The dimensions of something please

[help1please]

I read about this expression for the Coriolis force

[tex]\frac{\omega c}{\sqrt{G}}[/tex]

Would I be right in saying this has dimensions of force?

Thank you!

 

[help1please]

Oh, omega is angular frequency, I believe. c is the speed of light and G is Newtons constant.

 

[Muphrid]

The dimensions of force are mass times length over time squared; let's call that [itex]F = ML/T^2[/itex]. Velocity is [itex]v = L/T[/itex]. What would frequency be, then, and the square root of the gravitational constant?

 

[help1please]

So, what I have is angular frequency times the speed of light over the gravitational constant, so what you are saying is that

[tex]F \ne \frac{\omega c}{\sqrt{G}}[/tex]

?

 

[Muphrid]

I haven't said anything of the kind. I'm asking you what the dimensions are of [itex]\omega[/itex] and [itex]G[/itex]. The first one should be easy; the second might be a little harder, but as a hint, use Newton's force law for gravitation.

 

[help1please]

I am still learning this dimension stuff, so don't expect me to be overly useful.

Newtons force law is mass x m/s/s yes? So how does this help me? I don't know the dimensions to angular frequency... is it just a frequency?

I see one link saying it is M^0L^0T^-1

so what is this for frequency, just 1/time? So how will this help me? I don't even know how to calculate terms like these together?

 

[help1please]

G just has dimensions of speed squared? Or that was what someone told me once. Is that true?

 

[Muphrid]

Frequency is 1/time, yes.

Newton's law of gravitation is [itex]F = Gm_1 m_2/r^2[/itex] In the language of dimensions, that's force = G x (mass) x (mass) / (length x length). Knowing the dimensions of force already, you should be able to solve for the dimensions of G.

 

[help1please]

Frequency is 1/time, yes.

Newton's law of gravitation is [itex]F = Gm_1 m_2/r^2[/itex] In the language of dimensions, that's force = G x (mass) x (mass) / (length x length). Knowing the dimensions of force already, you should be able to solve for the dimensions of G.

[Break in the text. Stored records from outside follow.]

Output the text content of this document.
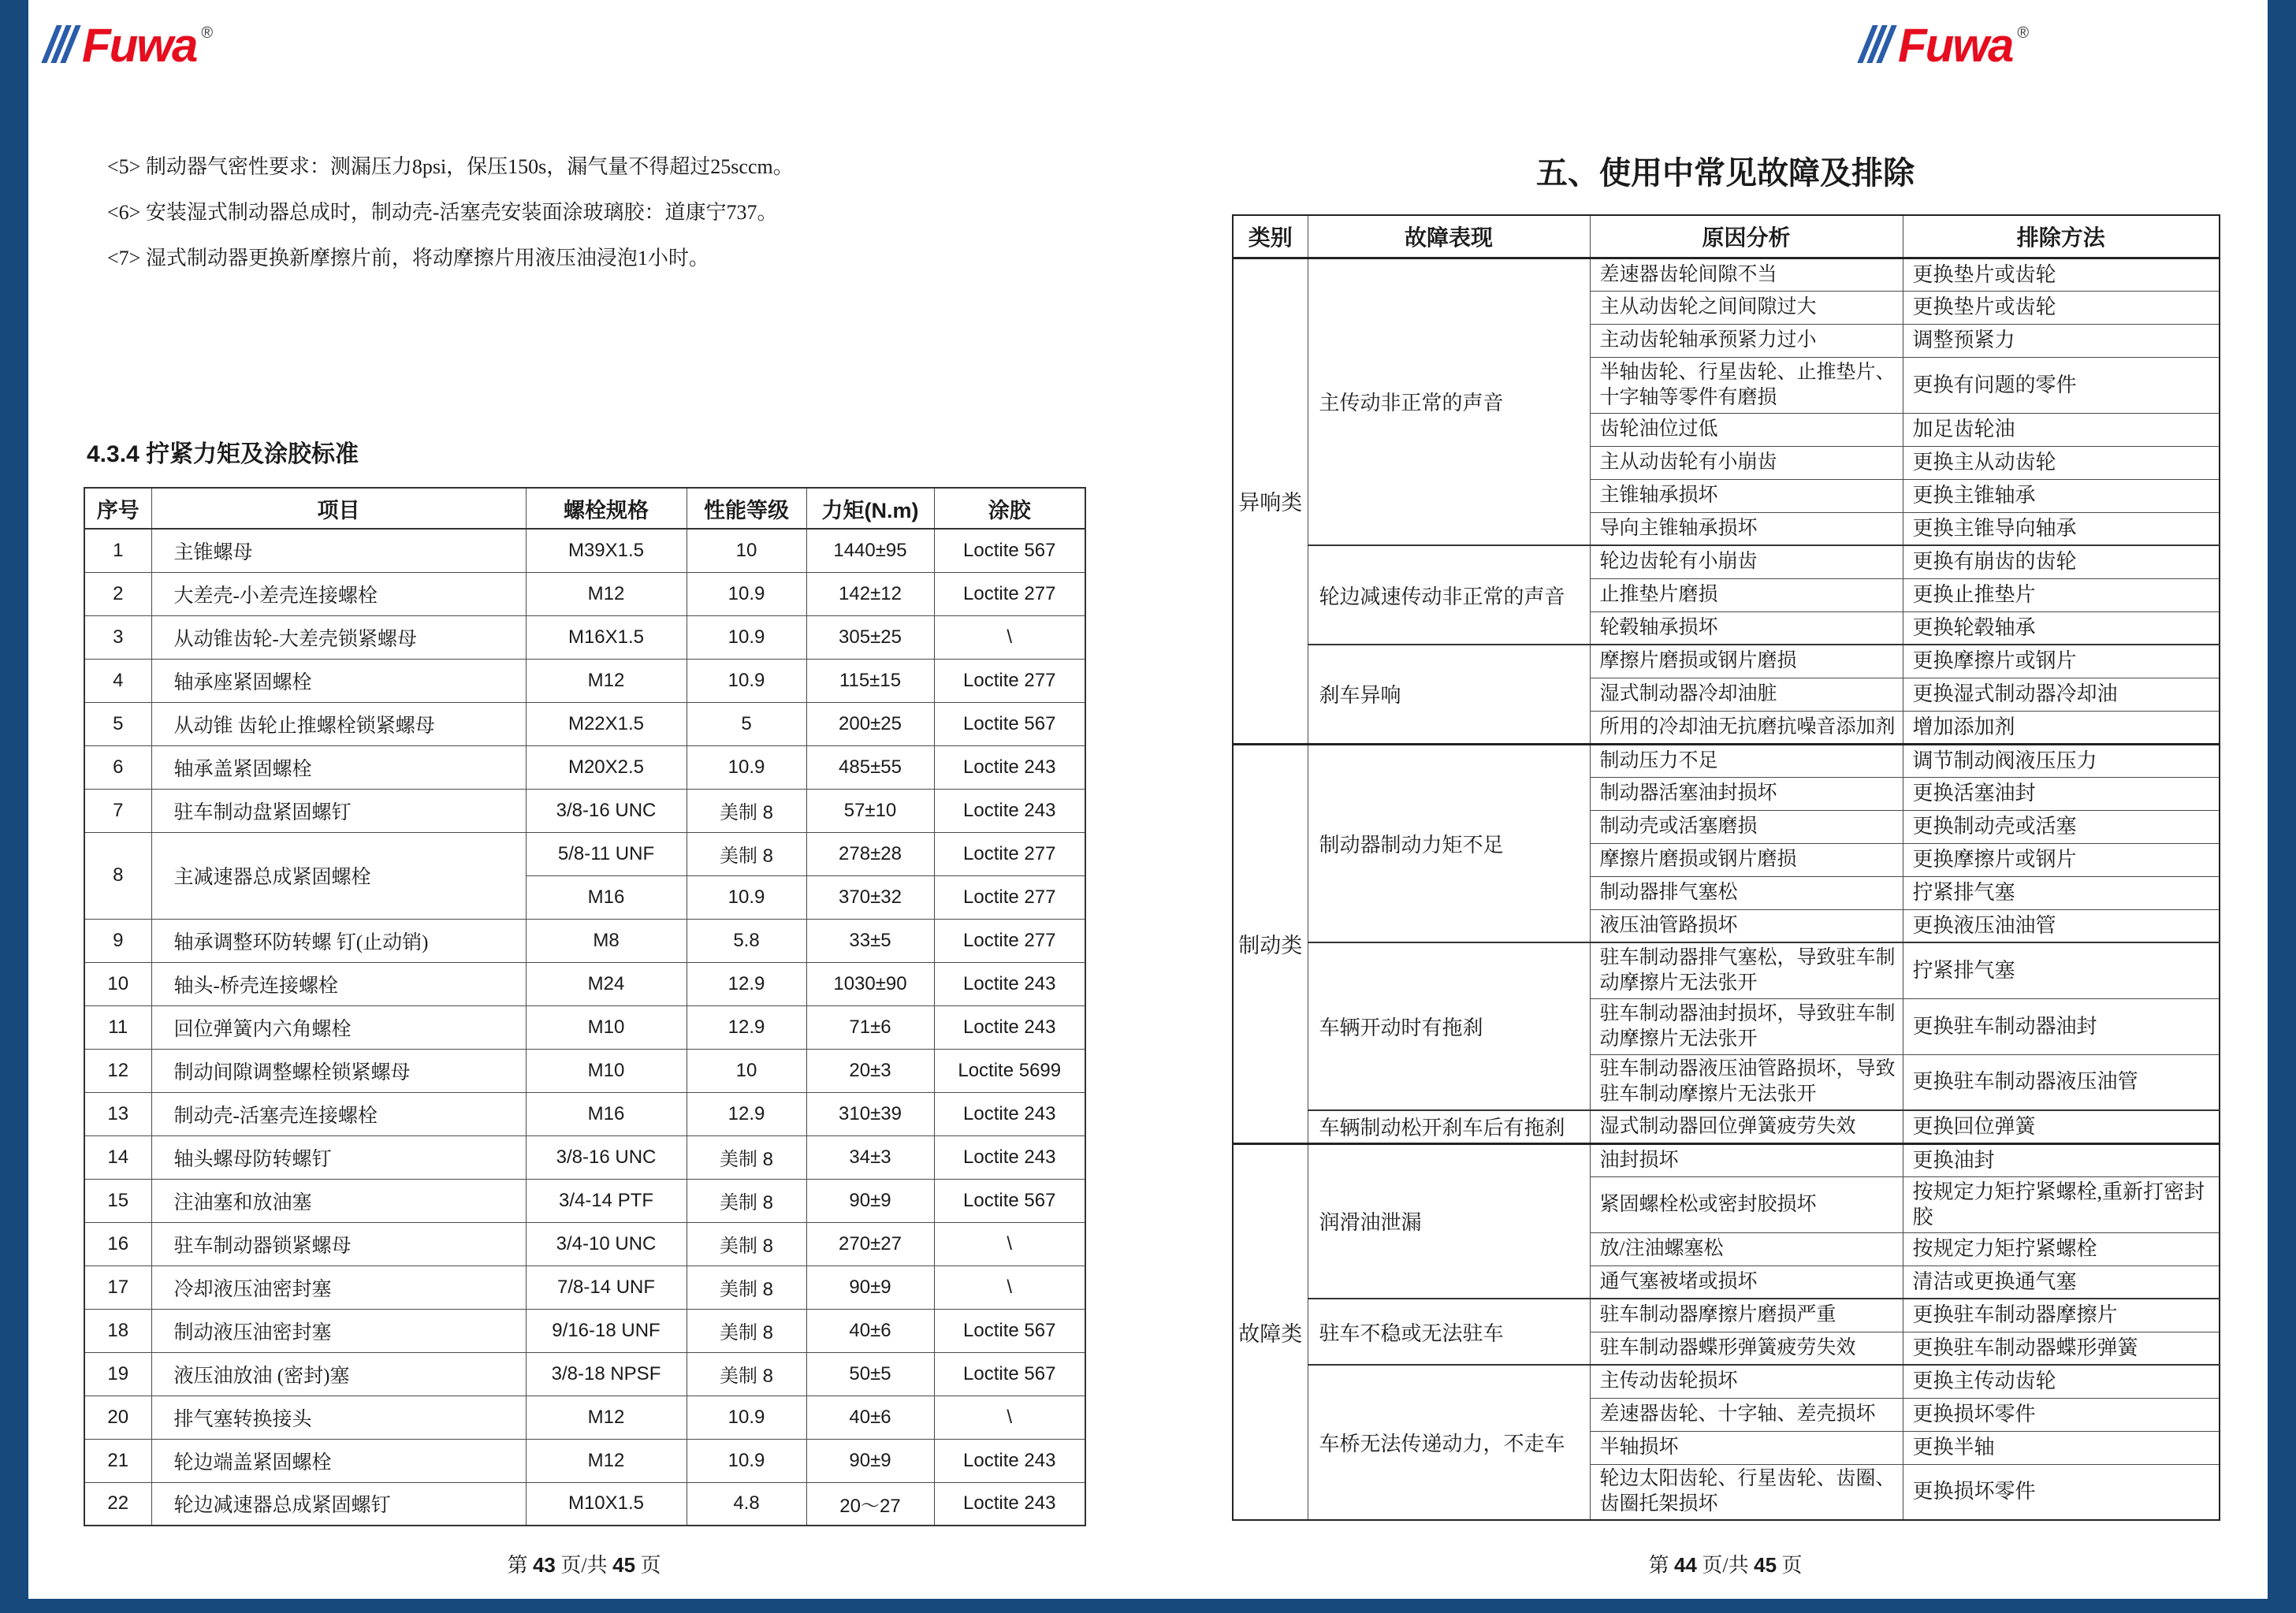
Fuwa ®	Fuwa ®
<5> 制动器气密性要求：测漏压力8psi，保压150s，漏气量不得超过25sccm。
<6> 安装湿式制动器总成时，制动壳-活塞壳安装面涂玻璃胶：道康宁737。
<7> 湿式制动器更换新摩擦片前，将动摩擦片用液压油浸泡1小时。
4.3.4 拧紧力矩及涂胶标准
序号	项目	螺栓规格	性能等级	力矩(N.m)	涂胶
1	主锥螺母	M39X1.5	10	1440±95	Loctite 567
2	大差壳-小差壳连接螺栓	M12	10.9	142±12	Loctite 277
3	从动锥齿轮-大差壳锁紧螺母	M16X1.5	10.9	305±25	\
4	轴承座紧固螺栓	M12	10.9	115±15	Loctite 277
5	从动锥 齿轮止推螺栓锁紧螺母	M22X1.5	5	200±25	Loctite 567
6	轴承盖紧固螺栓	M20X2.5	10.9	485±55	Loctite 243
7	驻车制动盘紧固螺钉	3/8-16 UNC	美制 8	57±10	Loctite 243
8	主减速器总成紧固螺栓	5/8-11 UNF	美制 8	278±28	Loctite 277
		M16	10.9	370±32	Loctite 277
9	轴承调整环防转螺 钉(止动销)	M8	5.8	33±5	Loctite 277
10	轴头-桥壳连接螺栓	M24	12.9	1030±90	Loctite 243
11	回位弹簧内六角螺栓	M10	12.9	71±6	Loctite 243
12	制动间隙调整螺栓锁紧螺母	M10	10	20±3	Loctite 5699
13	制动壳-活塞壳连接螺栓	M16	12.9	310±39	Loctite 243
14	轴头螺母防转螺钉	3/8-16 UNC	美制 8	34±3	Loctite 243
15	注油塞和放油塞	3/4-14 PTF	美制 8	90±9	Loctite 567
16	驻车制动器锁紧螺母	3/4-10 UNC	美制 8	270±27	\
17	冷却液压油密封塞	7/8-14 UNF	美制 8	90±9	\
18	制动液压油密封塞	9/16-18 UNF	美制 8	40±6	Loctite 567
19	液压油放油 (密封)塞	3/8-18 NPSF	美制 8	50±5	Loctite 567
20	排气塞转换接头	M12	10.9	40±6	\
21	轮边端盖紧固螺栓	M12	10.9	90±9	Loctite 243
22	轮边减速器总成紧固螺钉	M10X1.5	4.8	20～27	Loctite 243
第 43 页/共 45 页
五、使用中常见故障及排除
类别	故障表现	原因分析	排除方法
异响类	主传动非正常的声音	差速器齿轮间隙不当	更换垫片或齿轮
		主从动齿轮之间间隙过大	更换垫片或齿轮
		主动齿轮轴承预紧力过小	调整预紧力
		半轴齿轮、行星齿轮、止推垫片、十字轴等零件有磨损	更换有问题的零件
		齿轮油位过低	加足齿轮油
		主从动齿轮有小崩齿	更换主从动齿轮
		主锥轴承损坏	更换主锥轴承
		导向主锥轴承损坏	更换主锥导向轴承
	轮边减速传动非正常的声音	轮边齿轮有小崩齿	更换有崩齿的齿轮
		止推垫片磨损	更换止推垫片
		轮毂轴承损坏	更换轮毂轴承
	刹车异响	摩擦片磨损或钢片磨损	更换摩擦片或钢片
		湿式制动器冷却油脏	更换湿式制动器冷却油
		所用的冷却油无抗磨抗噪音添加剂	增加添加剂
制动类	制动器制动力矩不足	制动压力不足	调节制动阀液压压力
		制动器活塞油封损坏	更换活塞油封
		制动壳或活塞磨损	更换制动壳或活塞
		摩擦片磨损或钢片磨损	更换摩擦片或钢片
		制动器排气塞松	拧紧排气塞
		液压油管路损坏	更换液压油油管
	车辆开动时有拖刹	驻车制动器排气塞松，导致驻车制动摩擦片无法张开	拧紧排气塞
		驻车制动器油封损坏，导致驻车制动摩擦片无法张开	更换驻车制动器油封
		驻车制动器液压油管路损坏，导致驻车制动摩擦片无法张开	更换驻车制动器液压油管
	车辆制动松开刹车后有拖刹	湿式制动器回位弹簧疲劳失效	更换回位弹簧
故障类	润滑油泄漏	油封损坏	更换油封
		紧固螺栓松或密封胶损坏	按规定力矩拧紧螺栓,重新打密封胶
		放/注油螺塞松	按规定力矩拧紧螺栓
		通气塞被堵或损坏	清洁或更换通气塞
	驻车不稳或无法驻车	驻车制动器摩擦片磨损严重	更换驻车制动器摩擦片
		驻车制动器蝶形弹簧疲劳失效	更换驻车制动器蝶形弹簧
	车桥无法传递动力，不走车	主传动齿轮损坏	更换主传动齿轮
		差速器齿轮、十字轴、差壳损坏	更换损坏零件
		半轴损坏	更换半轴
		轮边太阳齿轮、行星齿轮、齿圈、齿圈托架损坏	更换损坏零件
第 44 页/共 45 页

I'm clueless how to. I don't know how you calculate terms... I can solve for G... that is easy...

[tex]Fr/m^2 = G[/tex]

So... now what?

 

[Muphrid]

That's [itex]r^2[/itex].

You need to plug in the dimensions of force now.

 

[help1please]

That's [itex]r^2[/itex].

You need to plug in the dimensions of force now.

Sorry, treat for r^2. Forgot that... now what do you mean I need to plug in for force? I am alien to this... helping me with a working example would be much more educational for me... This is total chinese for me.

 

[Muphrid]

Let's think about this more concretely.

You measure lengths in meters. You measure time in seconds and mass in kilograms. You measure force in Newtons, where 1 Newton = 1 kg m/s/s.

Take what you just wrote:

[itex]F r^2 /m^2 = G[/itex]

And convert it to units. "Force -> Newtons" for instance. [itex]r^2[/itex] -> meters squared, and so on.

[itex](\text{Newtons}) (\text{meters})^2 / (\text{kilograms})^2 = G[/itex]

But you know that Newtons can be expressed in terms of kilograms, meters, and seconds, right?

 

[help1please]

Let's think about this more concretely.

You measure lengths in meters. You measure time in seconds and mass in kilograms. You measure force in Newtons, where 1 Newton = 1 kg m/s/s.

Take what you just wrote:

[itex]F r^2 /m^2 = G[/itex]

And convert it to units. "Force -> Newtons" for instance. [itex]r^2[/itex] -> meters squared, and so on.

[itex](\text{Newtons}) (\text{meters})^2 / (\text{kilograms})^2 = G[/itex]

But you know that Newtons can be expressed in terms of kilograms, meters, and seconds, right?

right... I think I am following... now?

 

[help1please]

How do you calculate something like

Newtons x meters^2

I need to be shown before I can do it.

 

[Muphrid]

Newtons = kilograms x meters / (seconds)^2

 

[help1please]

Then how would you divide it by kilograms^2... I would believe there is some kind of special conversion formula to get from Newtons to the rest right?

 

[Muphrid]

It's perfectly fine to leave one power of kilograms in the denominator.